Metis Yayınları’ndan çıkan Uğur Tanyeli’nin "Yıkarak Yapmak" isimli kitabı tam da bu sorunun etrafında dolaşıp yanıtları mimarlık -mimarlıkta düğümlenen diğer bağları da takip ederek- bağlamında tartışıyor. Hatta tartışmakla yetinmeyip alt başlıkta da yer alan “Anarşist bir mimarlık kuramı için altlık” teklifini sunuyor. Anarşist bir mimarlık kuramı mı? Akla takılan bu sorunun yanıtına öncelikle bir açıklama getirmeli.
Yazar kitabın önsözünde belirttiği üzere verili olan ile çatışma halini benimsemiş, başlıktan hareketle bu çağrışımla neyi kastettiğini açıklıyor: “Burada anarşi terimi mimarlık bilgi alanında egemen iktidar yapılarını –söylemleri, önyargıları, stereotipleri, inançları– sorunlaştırmak isteyişime göndermede bulunuyor.”
MİMARLIĞIN İCADI
Yazarın giriştiği çatışma etimolojik bir muhasebeyle başlıyor. Meslek olarak mimarlık ne zamandan beri mutlak bir referansla anılır olmuş arayışı bu muhasebede yer bulmuş. Rönesans İtalyancasında ortaya çıkan Arkhitekton sözcüğü arkhi- (arkhon = şef, önder) ve tekton (yapım, imalat, marangozluk) sözcüklerinin birleşiminden oluşmuş.
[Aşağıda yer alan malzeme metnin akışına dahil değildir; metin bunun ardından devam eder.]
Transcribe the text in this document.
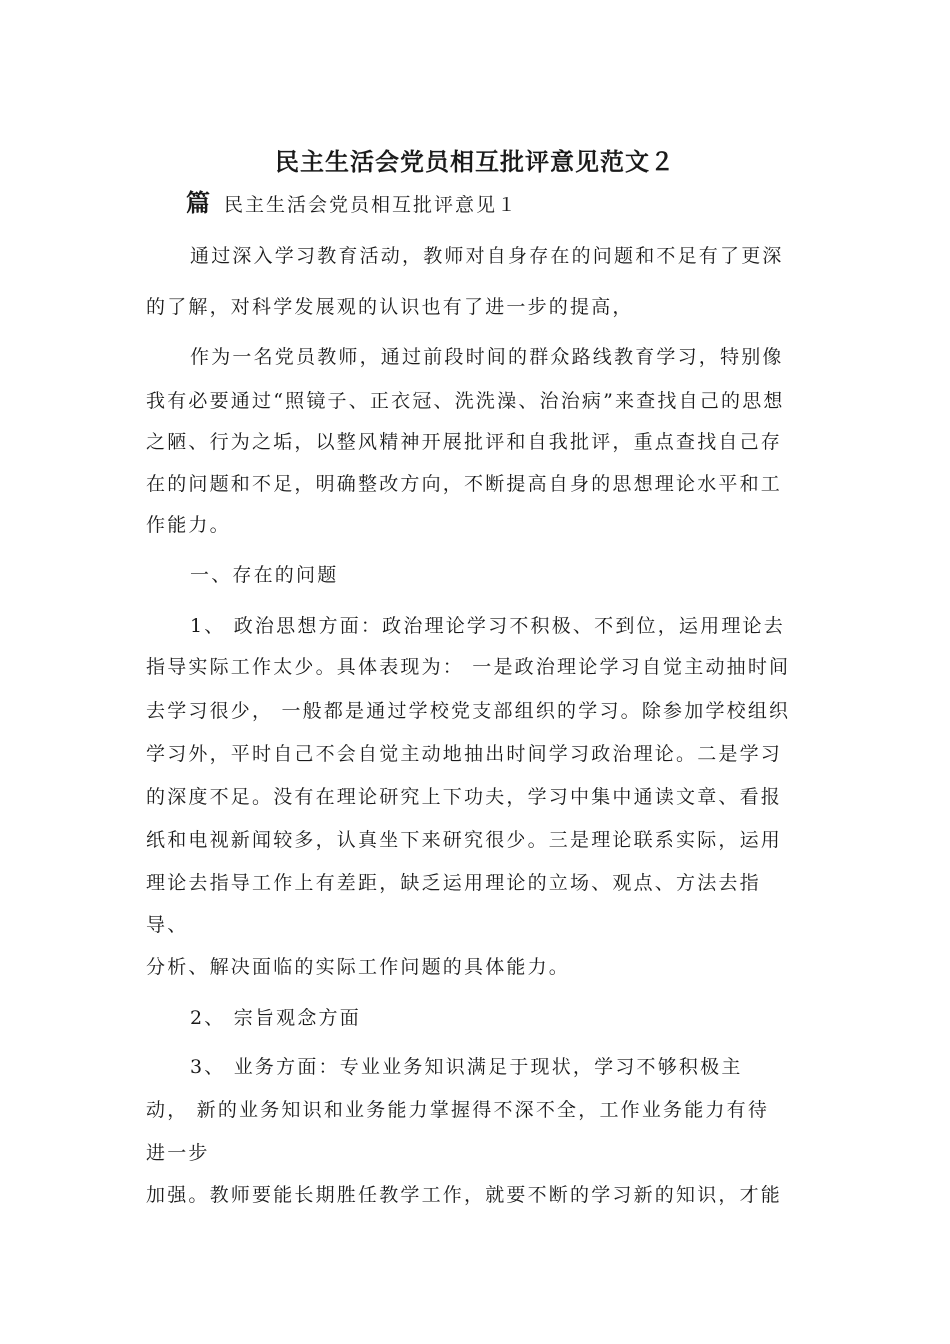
民主生活会党员相互批评意见范文２
篇 民主生活会党员相互批评意见１
通过深入学习教育活动，教师对自身存在的问题和不足有了更深
的了解，对科学发展观的认识也有了进一步的提高，
作为一名党员教师，通过前段时间的群众路线教育学习，特别像
我有必要通过“照镜子、正衣冠、洗洗澡、治治病”来查找自己的思想
之陋、行为之垢，以整风精神开展批评和自我批评，重点查找自己存
在的问题和不足，明确整改方向，不断提高自身的思想理论水平和工
作能力。
一、存在的问题
1、 政治思想方面：政治理论学习不积极、不到位，运用理论去
指导实际工作太少。具体表现为： 一是政治理论学习自觉主动抽时间
去学习很少， 一般都是通过学校党支部组织的学习。除参加学校组织
学习外，平时自己不会自觉主动地抽出时间学习政治理论。二是学习
的深度不足。没有在理论研究上下功夫，学习中集中通读文章、看报
纸和电视新闻较多，认真坐下来研究很少。三是理论联系实际，运用
理论去指导工作上有差距，缺乏运用理论的立场、观点、方法去指
导、
分析、解决面临的实际工作问题的具体能力。
2、 宗旨观念方面
3、 业务方面：专业业务知识满足于现状，学习不够积极主
动， 新的业务知识和业务能力掌握得不深不全，工作业务能力有待
进一步
加强。教师要能长期胜任教学工作，就要不断的学习新的知识，才能
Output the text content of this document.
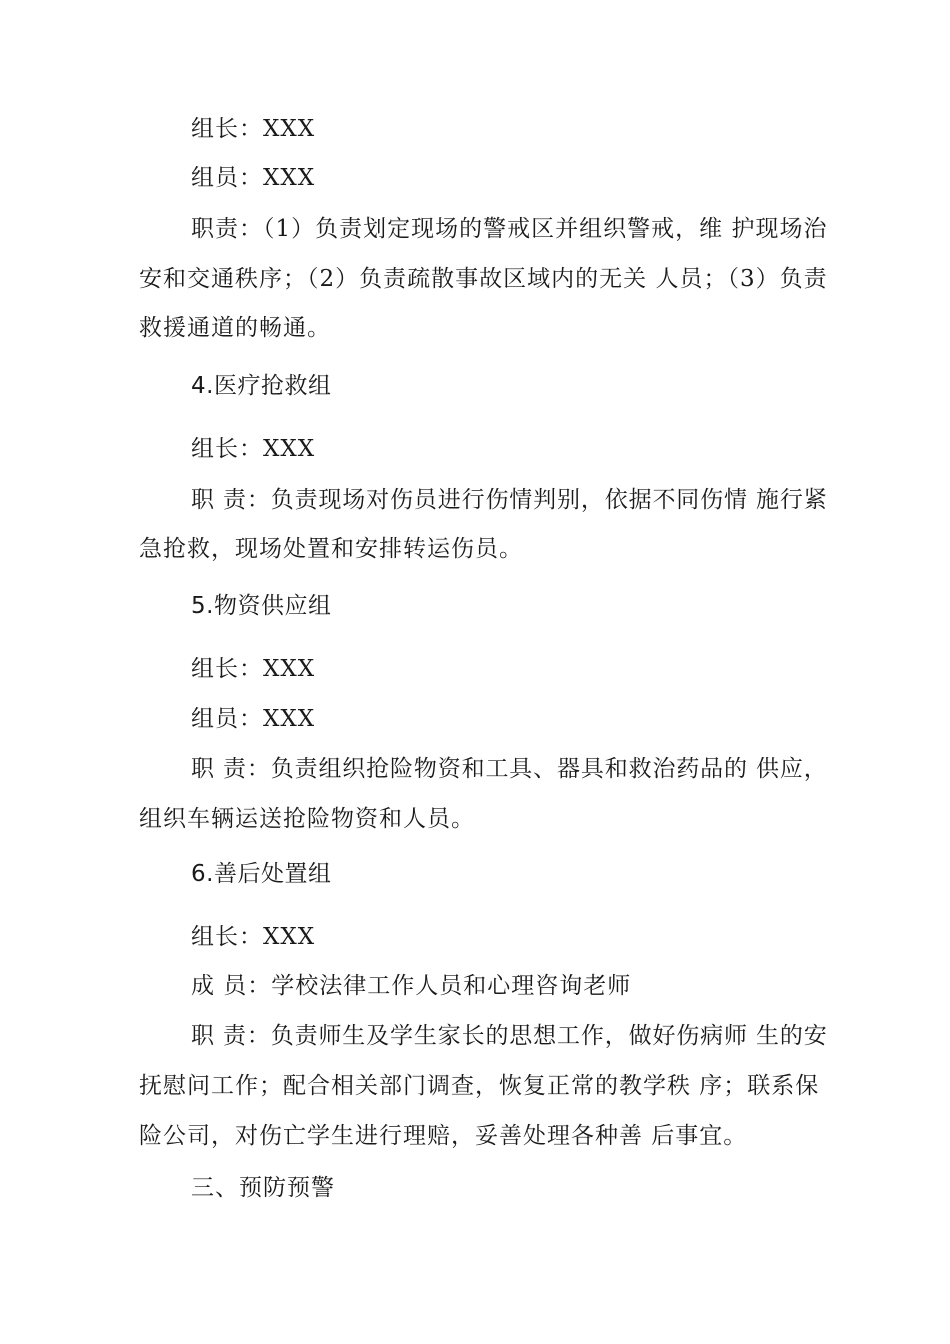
组长：XXX
组员：XXX
职责：（1）负责划定现场的警戒区并组织警戒，维 护现场治
安和交通秩序；（2）负责疏散事故区域内的无关 人员；（3）负责
救援通道的畅通。
4.医疗抢救组
组长：XXX
职 责：负责现场对伤员进行伤情判别，依据不同伤情 施行紧
急抢救，现场处置和安排转运伤员。
5.物资供应组
组长：XXX
组员：XXX
职 责：负责组织抢险物资和工具、器具和救治药品的 供应，
组织车辆运送抢险物资和人员。
6.善后处置组
组长：XXX
成 员：学校法律工作人员和心理咨询老师
职 责：负责师生及学生家长的思想工作，做好伤病师 生的安
抚慰问工作；配合相关部门调查，恢复正常的教学秩 序；联系保
险公司，对伤亡学生进行理赔，妥善处理各种善 后事宜。
三、预防预警
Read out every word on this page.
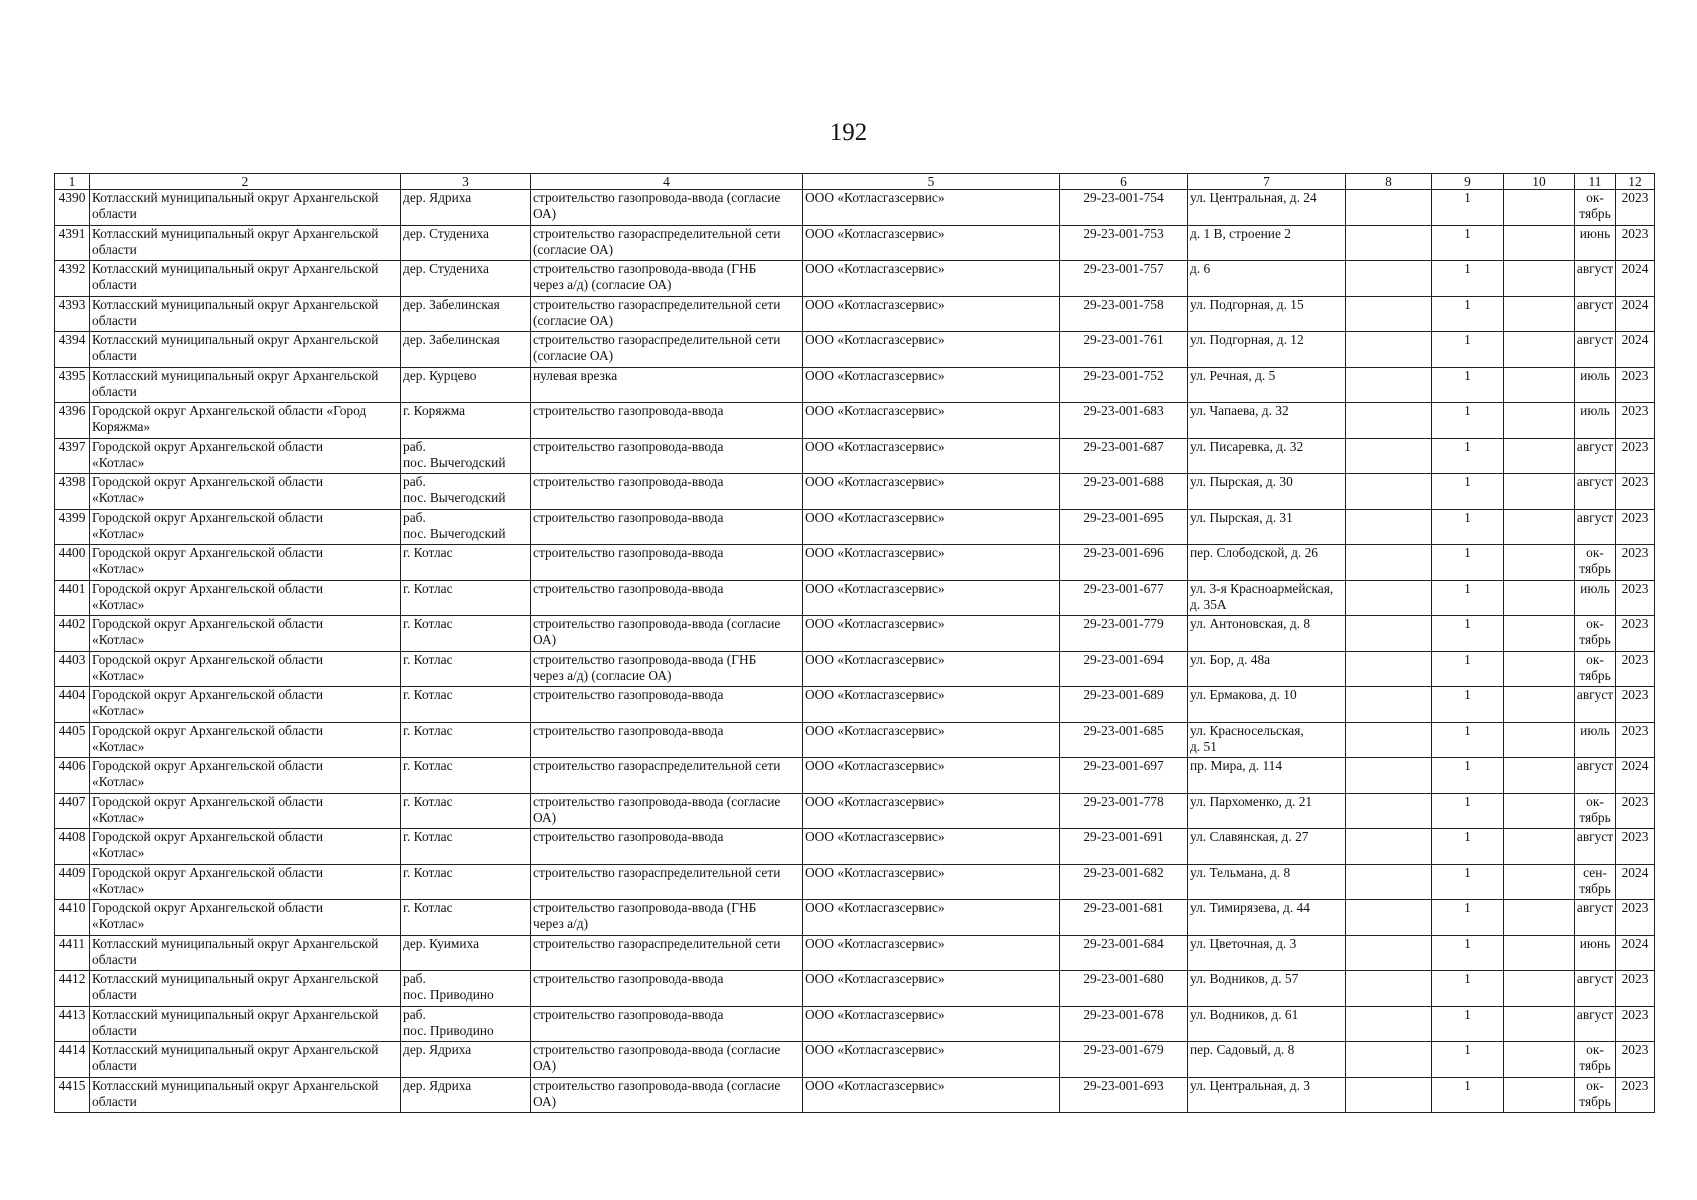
192
1	2	3	4	5	6	7	8	9	10	11	12
4390	Котласский муниципальный округ Архангельской
области	дер. Ядриха	строительство газопровода-ввода (согласие
ОА)	ООО «Котласгазсервис»	29-23-001-754	ул. Центральная, д. 24		1		ок-
тябрь	2023
4391	Котласский муниципальный округ Архангельской
области	дер. Студениха	строительство газораспределительной сети
(согласие ОА)	ООО «Котласгазсервис»	29-23-001-753	д. 1 В, строение 2		1		июнь	2023
4392	Котласский муниципальный округ Архангельской
области	дер. Студениха	строительство газопровода-ввода (ГНБ
через а/д) (согласие ОА)	ООО «Котласгазсервис»	29-23-001-757	д. 6		1		август	2024
4393	Котласский муниципальный округ Архангельской
области	дер. Забелинская	строительство газораспределительной сети
(согласие ОА)	ООО «Котласгазсервис»	29-23-001-758	ул. Подгорная, д. 15		1		август	2024
4394	Котласский муниципальный округ Архангельской
области	дер. Забелинская	строительство газораспределительной сети
(согласие ОА)	ООО «Котласгазсервис»	29-23-001-761	ул. Подгорная, д. 12		1		август	2024
4395	Котласский муниципальный округ Архангельской
области	дер. Курцево	нулевая врезка	ООО «Котласгазсервис»	29-23-001-752	ул. Речная, д. 5		1		июль	2023
4396	Городской округ Архангельской области «Город
Коряжма»	г. Коряжма	строительство газопровода-ввода	ООО «Котласгазсервис»	29-23-001-683	ул. Чапаева, д. 32		1		июль	2023
4397	Городской округ Архангельской области
«Котлас»	раб.
пос. Вычегодский	строительство газопровода-ввода	ООО «Котласгазсервис»	29-23-001-687	ул. Писаревка, д. 32		1		август	2023
4398	Городской округ Архангельской области
«Котлас»	раб.
пос. Вычегодский	строительство газопровода-ввода	ООО «Котласгазсервис»	29-23-001-688	ул. Пырская, д. 30		1		август	2023
4399	Городской округ Архангельской области
«Котлас»	раб.
пос. Вычегодский	строительство газопровода-ввода	ООО «Котласгазсервис»	29-23-001-695	ул. Пырская, д. 31		1		август	2023
4400	Городской округ Архангельской области
«Котлас»	г. Котлас	строительство газопровода-ввода	ООО «Котласгазсервис»	29-23-001-696	пер. Слободской, д. 26		1		ок-
тябрь	2023
4401	Городской округ Архангельской области
«Котлас»	г. Котлас	строительство газопровода-ввода	ООО «Котласгазсервис»	29-23-001-677	ул. 3-я Красноармейская,
д. 35А		1		июль	2023
4402	Городской округ Архангельской области
«Котлас»	г. Котлас	строительство газопровода-ввода (согласие
ОА)	ООО «Котласгазсервис»	29-23-001-779	ул. Антоновская, д. 8		1		ок-
тябрь	2023
4403	Городской округ Архангельской области
«Котлас»	г. Котлас	строительство газопровода-ввода (ГНБ
через а/д) (согласие ОА)	ООО «Котласгазсервис»	29-23-001-694	ул. Бор, д. 48а		1		ок-
тябрь	2023
4404	Городской округ Архангельской области
«Котлас»	г. Котлас	строительство газопровода-ввода	ООО «Котласгазсервис»	29-23-001-689	ул. Ермакова, д. 10		1		август	2023
4405	Городской округ Архангельской области
«Котлас»	г. Котлас	строительство газопровода-ввода	ООО «Котласгазсервис»	29-23-001-685	ул. Красносельская,
д. 51		1		июль	2023
4406	Городской округ Архангельской области
«Котлас»	г. Котлас	строительство газораспределительной сети	ООО «Котласгазсервис»	29-23-001-697	пр. Мира, д. 114		1		август	2024
4407	Городской округ Архангельской области
«Котлас»	г. Котлас	строительство газопровода-ввода (согласие
ОА)	ООО «Котласгазсервис»	29-23-001-778	ул. Пархоменко, д. 21		1		ок-
тябрь	2023
4408	Городской округ Архангельской области
«Котлас»	г. Котлас	строительство газопровода-ввода	ООО «Котласгазсервис»	29-23-001-691	ул. Славянская, д. 27		1		август	2023
4409	Городской округ Архангельской области
«Котлас»	г. Котлас	строительство газораспределительной сети	ООО «Котласгазсервис»	29-23-001-682	ул. Тельмана, д. 8		1		сен-
тябрь	2024
4410	Городской округ Архангельской области
«Котлас»	г. Котлас	строительство газопровода-ввода (ГНБ
через а/д)	ООО «Котласгазсервис»	29-23-001-681	ул. Тимирязева, д. 44		1		август	2023
4411	Котласский муниципальный округ Архангельской
области	дер. Куимиха	строительство газораспределительной сети	ООО «Котласгазсервис»	29-23-001-684	ул. Цветочная, д. 3		1		июнь	2024
4412	Котласский муниципальный округ Архангельской
области	раб.
пос. Приводино	строительство газопровода-ввода	ООО «Котласгазсервис»	29-23-001-680	ул. Водников, д. 57		1		август	2023
4413	Котласский муниципальный округ Архангельской
области	раб.
пос. Приводино	строительство газопровода-ввода	ООО «Котласгазсервис»	29-23-001-678	ул. Водников, д. 61		1		август	2023
4414	Котласский муниципальный округ Архангельской
области	дер. Ядриха	строительство газопровода-ввода (согласие
ОА)	ООО «Котласгазсервис»	29-23-001-679	пер. Садовый, д. 8		1		ок-
тябрь	2023
4415	Котласский муниципальный округ Архангельской
области	дер. Ядриха	строительство газопровода-ввода (согласие
ОА)	ООО «Котласгазсервис»	29-23-001-693	ул. Центральная, д. 3		1		ок-
тябрь	2023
Kitapta Türkçe’de kullanılan “mimar” sözcüğünün 15'inci yüzyıldan bu yana kullanıldığını ancak kastedilen anlamın zaman içinde erozyona uğradığı vurgulanıyor: “Halbuki yüzyıllar boyunca sözcük sadece yapı üretim etkinliğine, mesleğe gönderme yapmış, bir özgül bilgi alanını tanımlamamıştı.” Uğur Tanyeli’nin çatışkısı tam da bu epistemik mutlaklıkla; bu anlamı evrensel biçimde benimseten inançla.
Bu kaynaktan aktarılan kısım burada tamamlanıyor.